Jeremy Joseph Christian, who was convicted of murdering two men on a rush-hour MAX train in 2017, filed an appeal of his conviction in early December, court records show.
On June 24, Multnomah County Circuit Judge Cheryl Albrecht sentenced Christian, 38, to life in prison without possibility of parole for one of the most shocking acts of violence in Portland in the past two decades.
On Dec. 2, Christian filed a notice of appeal with the Oregon Court of Appeals, records show. The state appointed Christian an attorney Dec. 3.
Court records indicate Christian asked Multnomah County on Dec. 7 for transcripts of more than 40 hearings from his case. The requested transcripts constitute the court record in its entirety, according to the document, spanning nearly three-and-a-half years, from May 2017 to October 2020.
The appeal lands nearly 10 months after Christian's conviction.

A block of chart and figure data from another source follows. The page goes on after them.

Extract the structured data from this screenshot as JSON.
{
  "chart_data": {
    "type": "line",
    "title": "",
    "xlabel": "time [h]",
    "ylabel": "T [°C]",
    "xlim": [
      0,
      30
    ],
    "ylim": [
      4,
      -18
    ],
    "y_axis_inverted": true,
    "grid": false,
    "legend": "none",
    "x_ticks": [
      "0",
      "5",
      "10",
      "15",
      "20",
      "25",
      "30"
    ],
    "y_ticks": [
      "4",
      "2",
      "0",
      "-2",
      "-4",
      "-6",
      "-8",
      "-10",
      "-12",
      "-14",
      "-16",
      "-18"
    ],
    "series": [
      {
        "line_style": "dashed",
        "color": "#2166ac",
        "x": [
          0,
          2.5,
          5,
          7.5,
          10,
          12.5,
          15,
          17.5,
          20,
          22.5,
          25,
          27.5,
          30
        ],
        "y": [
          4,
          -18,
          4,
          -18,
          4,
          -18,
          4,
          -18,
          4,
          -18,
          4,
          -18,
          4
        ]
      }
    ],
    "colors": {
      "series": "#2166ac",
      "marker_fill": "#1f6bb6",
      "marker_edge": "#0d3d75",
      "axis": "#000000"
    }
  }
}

In February, jurors unanimously found Christian guilty of two counts of first-degree murder for killing Ricky Best and Taliesin Namkai-Meche and attempted first-degree murder for stabbing Micah Fletcher. The three men interrupted Christian's racist rant at two Black teenage girls on the MAX train.
Christian, whose idiosyncratic political beliefs centered on hatred of liberals and religious minorities—and his right to say whatever offensive thing he wanted, in any company or setting—based his defense on the idea that he had been attacked for exercising his right of free speech. Jurors didn't buy his claim of self defense.
Jurors also found Christian guilty of two counts of assault, three counts of second-degree intimidation, two counts of menacing, and two counts of unlawful use of a weapon.
Christian is currently incarcerated at Two Rivers Correctional Institution in Umatilla, prison records show.